Another project I had on my Spring to-do list was to give my plastic Step 2 playhouse a makeover. It was starting to get a little faded looking but it’s still in great shape…and I’m not going to lie, I was sick of the beige and red paint!
I did a little Pinterest research to see how other people had tackled the job. I read a few times to use a primer first and to be patient and let the paint dry for 24 hours before painting another coat.
The first thing I did was to take the playhouse apart. It was really simple, just a few screws held it together.
I cleaned every nook and cranny really well, the paint won’t adhere to it if it’s dirty.
Pick Paint Colors
My goal was to make it look like a little beachy cottage. I went with white/ teal/ light gray as my color scheme.
PLAYHOUSE SPRAY PAINT COLORS
spray paint used for playhouse makeover
- 4 cans Rust-oleum “Blossom White” in satin finish- house
- 1 can Krylon Fusion “Matte Glacier Gray”- roof and sink
- 1 can Rust-oleum “Vintage Teal” in satin finish- door and shutters
- 1 can Rust-oleum “Metallic Aluminum”- grill, faucet, doorbell
- 2 cans Rust-oleum White Primer
- 2 cans Rust-oleum Satin Clear Protective Finish
***UPDATE: AFTER 3 MONTHS THE RUST-OLEUM PAINTS ARE HOLDING UP GREAT…BUT THE KRYLON PAINT ON THE ROOF IS PEELING BADLY.***
I put down a huge tarp to work on so I could move from section to section.
My Step 2 playhouse has a floor that looks like wood that I wanted to keep so I covered it with newspaper and taped it in place with blue painter’s tape.
I also reattached the walls of the playhouse after I was done cleaning them thoroughly to make the painting task easier.
The first step was to coat everything with the white primer.
The plastic on the door and shutters of this playhouse are a smoother texture than the rest of the house and I gave them two coats of primer.
Looking back at my playhouse makeover project I probably wouldn’t have taken off the shutters…they were such a pain to get back in afterward!!
I actually ended up using a box cutter to cut a little more room on the opening and let the shutters sit in the hot sun to get a little more flexible. I had to touch up the spray paint a little afterward because I was a little too aggressive!
My advice would be to leave them on and cover that side of the playhouse with newspaper and spray the shutters in place, then cover the shutters in paper and do the rest of the playhouse.
The top section of the playhouse was still a slightly different shade from the bottom…even after the 3rd coat of white just to the top.
I was surprised because the bottom was so much darker than the top. It’s really not that noticeable now that the playhouse is put back together.
Remember to let each coat of paint dry completely; it will help with the durability of the paint.

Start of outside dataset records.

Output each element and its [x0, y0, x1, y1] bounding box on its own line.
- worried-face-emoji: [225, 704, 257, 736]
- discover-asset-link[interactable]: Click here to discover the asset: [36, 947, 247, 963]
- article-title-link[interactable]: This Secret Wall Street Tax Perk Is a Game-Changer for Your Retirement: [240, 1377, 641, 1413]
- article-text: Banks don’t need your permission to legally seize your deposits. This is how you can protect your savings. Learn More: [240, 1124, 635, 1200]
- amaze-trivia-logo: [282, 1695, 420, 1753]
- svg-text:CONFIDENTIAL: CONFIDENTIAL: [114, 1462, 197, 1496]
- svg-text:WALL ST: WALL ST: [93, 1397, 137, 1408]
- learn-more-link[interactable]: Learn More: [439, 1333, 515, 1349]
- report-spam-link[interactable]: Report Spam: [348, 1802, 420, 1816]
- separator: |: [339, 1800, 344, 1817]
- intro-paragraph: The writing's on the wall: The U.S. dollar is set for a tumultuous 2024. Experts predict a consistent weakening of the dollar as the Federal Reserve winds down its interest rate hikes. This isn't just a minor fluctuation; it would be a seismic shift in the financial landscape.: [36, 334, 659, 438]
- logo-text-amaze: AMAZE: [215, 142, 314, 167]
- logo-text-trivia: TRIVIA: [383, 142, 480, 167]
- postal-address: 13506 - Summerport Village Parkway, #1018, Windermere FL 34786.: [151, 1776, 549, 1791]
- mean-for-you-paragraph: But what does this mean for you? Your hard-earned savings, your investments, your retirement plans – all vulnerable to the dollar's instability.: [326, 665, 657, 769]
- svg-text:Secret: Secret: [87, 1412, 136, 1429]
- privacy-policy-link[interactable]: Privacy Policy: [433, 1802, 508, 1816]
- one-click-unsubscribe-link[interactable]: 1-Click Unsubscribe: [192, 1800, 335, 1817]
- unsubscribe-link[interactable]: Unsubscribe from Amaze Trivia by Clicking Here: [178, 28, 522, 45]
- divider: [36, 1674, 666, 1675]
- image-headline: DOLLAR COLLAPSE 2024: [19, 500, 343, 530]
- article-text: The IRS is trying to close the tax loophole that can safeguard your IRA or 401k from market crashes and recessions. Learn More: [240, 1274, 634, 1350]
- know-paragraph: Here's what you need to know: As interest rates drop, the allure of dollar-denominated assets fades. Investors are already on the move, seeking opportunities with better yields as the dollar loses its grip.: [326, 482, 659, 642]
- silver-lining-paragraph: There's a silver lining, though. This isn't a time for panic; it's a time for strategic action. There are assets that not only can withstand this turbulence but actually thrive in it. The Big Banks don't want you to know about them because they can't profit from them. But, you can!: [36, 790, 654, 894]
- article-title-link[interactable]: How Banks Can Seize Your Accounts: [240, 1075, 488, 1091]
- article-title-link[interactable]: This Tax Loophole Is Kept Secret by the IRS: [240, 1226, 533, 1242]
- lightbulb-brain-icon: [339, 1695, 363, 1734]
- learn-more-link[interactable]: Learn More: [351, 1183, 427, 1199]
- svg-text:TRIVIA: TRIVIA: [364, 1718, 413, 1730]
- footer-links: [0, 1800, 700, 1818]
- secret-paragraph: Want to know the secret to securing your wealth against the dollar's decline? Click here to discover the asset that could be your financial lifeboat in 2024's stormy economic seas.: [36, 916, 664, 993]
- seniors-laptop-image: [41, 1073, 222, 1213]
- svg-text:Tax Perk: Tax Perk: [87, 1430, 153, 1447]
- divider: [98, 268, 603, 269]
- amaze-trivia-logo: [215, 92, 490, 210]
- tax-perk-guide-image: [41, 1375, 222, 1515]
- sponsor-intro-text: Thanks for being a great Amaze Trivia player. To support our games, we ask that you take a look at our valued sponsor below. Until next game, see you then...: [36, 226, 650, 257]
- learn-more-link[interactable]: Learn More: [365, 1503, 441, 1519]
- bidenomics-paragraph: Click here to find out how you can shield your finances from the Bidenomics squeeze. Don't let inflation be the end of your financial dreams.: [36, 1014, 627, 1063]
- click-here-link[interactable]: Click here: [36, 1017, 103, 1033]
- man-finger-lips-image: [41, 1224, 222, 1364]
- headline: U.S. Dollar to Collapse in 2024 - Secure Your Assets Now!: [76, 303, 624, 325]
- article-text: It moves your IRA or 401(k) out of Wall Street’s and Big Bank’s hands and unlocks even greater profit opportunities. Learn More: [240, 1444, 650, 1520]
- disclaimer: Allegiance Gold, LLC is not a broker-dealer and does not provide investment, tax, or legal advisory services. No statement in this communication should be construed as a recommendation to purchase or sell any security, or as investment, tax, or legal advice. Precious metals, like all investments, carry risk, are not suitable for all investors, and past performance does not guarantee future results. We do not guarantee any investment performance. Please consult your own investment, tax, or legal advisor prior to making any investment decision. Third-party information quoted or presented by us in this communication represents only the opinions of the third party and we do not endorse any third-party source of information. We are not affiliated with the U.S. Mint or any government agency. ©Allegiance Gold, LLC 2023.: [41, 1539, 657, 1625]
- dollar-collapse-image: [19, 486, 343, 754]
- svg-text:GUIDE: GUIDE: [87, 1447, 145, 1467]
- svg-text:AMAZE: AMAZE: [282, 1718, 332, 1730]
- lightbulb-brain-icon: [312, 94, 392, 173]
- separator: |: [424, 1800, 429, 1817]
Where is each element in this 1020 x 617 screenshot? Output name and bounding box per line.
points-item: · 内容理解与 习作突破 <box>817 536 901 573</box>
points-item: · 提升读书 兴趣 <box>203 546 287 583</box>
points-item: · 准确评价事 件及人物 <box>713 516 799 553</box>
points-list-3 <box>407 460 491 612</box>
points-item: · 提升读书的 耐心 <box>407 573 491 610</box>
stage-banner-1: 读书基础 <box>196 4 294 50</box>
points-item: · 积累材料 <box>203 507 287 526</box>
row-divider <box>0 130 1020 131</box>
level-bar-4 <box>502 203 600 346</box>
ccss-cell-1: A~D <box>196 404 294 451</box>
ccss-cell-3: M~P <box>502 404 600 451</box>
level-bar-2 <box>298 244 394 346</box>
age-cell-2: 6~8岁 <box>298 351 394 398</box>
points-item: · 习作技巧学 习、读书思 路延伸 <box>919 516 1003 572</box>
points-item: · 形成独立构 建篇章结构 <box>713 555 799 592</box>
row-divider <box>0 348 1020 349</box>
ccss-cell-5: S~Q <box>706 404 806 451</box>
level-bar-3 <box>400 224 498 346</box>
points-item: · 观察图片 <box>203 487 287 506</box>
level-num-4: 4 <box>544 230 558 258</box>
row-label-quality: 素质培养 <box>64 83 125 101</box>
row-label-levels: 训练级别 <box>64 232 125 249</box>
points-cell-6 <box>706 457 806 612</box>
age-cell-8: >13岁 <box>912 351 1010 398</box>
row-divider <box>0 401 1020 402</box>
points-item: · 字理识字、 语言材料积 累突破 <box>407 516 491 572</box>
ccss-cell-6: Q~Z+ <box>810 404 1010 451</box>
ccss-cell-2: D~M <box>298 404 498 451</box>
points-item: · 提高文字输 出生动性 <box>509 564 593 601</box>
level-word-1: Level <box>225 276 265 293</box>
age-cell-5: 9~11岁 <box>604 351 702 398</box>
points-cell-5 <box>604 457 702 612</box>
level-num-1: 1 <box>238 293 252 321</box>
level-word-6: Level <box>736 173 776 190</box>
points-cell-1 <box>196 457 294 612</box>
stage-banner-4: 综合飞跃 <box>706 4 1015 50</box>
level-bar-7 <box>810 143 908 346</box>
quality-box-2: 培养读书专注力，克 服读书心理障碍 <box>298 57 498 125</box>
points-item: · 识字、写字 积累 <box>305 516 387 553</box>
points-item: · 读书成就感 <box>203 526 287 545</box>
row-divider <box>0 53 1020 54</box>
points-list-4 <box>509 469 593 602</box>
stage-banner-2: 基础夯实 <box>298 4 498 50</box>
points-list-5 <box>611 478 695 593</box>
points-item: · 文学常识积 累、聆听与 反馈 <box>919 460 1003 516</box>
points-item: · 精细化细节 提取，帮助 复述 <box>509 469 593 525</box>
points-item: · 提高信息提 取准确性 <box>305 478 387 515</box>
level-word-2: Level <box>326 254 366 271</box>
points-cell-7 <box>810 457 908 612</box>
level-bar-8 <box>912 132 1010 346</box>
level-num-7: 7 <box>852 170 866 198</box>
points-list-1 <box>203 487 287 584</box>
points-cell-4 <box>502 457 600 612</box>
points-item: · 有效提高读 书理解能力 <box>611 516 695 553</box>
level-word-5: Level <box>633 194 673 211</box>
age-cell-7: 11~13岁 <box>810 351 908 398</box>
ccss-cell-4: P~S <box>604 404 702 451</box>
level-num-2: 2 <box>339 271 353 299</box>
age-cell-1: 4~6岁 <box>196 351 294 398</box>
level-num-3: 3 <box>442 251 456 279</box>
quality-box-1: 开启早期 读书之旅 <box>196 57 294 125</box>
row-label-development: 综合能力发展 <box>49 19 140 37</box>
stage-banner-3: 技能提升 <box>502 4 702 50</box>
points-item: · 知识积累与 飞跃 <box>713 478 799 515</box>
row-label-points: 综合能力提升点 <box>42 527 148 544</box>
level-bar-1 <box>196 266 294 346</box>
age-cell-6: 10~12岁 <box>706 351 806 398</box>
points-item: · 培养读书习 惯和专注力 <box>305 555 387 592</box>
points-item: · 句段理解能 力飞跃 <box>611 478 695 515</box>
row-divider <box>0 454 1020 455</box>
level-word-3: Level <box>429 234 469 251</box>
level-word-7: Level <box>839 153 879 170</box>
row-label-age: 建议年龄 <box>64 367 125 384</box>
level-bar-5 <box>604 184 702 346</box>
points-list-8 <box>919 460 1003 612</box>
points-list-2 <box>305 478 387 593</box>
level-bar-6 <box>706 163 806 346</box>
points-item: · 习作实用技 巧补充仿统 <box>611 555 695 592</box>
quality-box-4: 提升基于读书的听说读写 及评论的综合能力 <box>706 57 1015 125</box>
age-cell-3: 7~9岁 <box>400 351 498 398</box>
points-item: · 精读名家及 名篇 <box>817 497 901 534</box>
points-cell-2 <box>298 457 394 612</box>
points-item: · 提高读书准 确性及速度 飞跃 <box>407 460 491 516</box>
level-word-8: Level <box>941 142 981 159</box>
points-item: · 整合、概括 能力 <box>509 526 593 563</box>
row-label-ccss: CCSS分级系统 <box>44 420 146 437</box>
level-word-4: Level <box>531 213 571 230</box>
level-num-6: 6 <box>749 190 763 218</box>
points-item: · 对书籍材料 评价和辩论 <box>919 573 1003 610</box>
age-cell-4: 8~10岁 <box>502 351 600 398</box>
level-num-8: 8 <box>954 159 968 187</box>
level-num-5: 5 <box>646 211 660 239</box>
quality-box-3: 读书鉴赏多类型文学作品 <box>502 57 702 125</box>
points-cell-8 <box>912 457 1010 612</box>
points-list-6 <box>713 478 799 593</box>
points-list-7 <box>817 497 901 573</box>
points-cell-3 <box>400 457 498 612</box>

After the paint was all dry I put the roof and door/shutters back on.
Then I did 2 coats of the clear protective topcoat on all the surfaces.
I found a little Adirondack chair at a local discount store and gave it a coat of the teal paint to match the door and shutters.
I also drilled a couple of holes in the bottom of the “flower box” and added some greenery.
Finished Step2 Playhouse Makeover
I bought the rug at the Dollar Tree last year…I knew it would come in handy someday!
I painted a wooden plaque I had in my craft bin and glued a starfish to it to make the playhouse look beachy. (I attached it to the playhouse using a monkey hook). I love the coastal, beach look in the summertime; you can take a peek at the front porch that I just decorated here.
Doing a makeover to your playhouse is not a one-day project; it’s important to be patient and let the paint dry between coats.
Also, don’t use a plastic tarp for painting, the spray paint will peel off when you try and lift the piece off.
I do love how much better it looks now!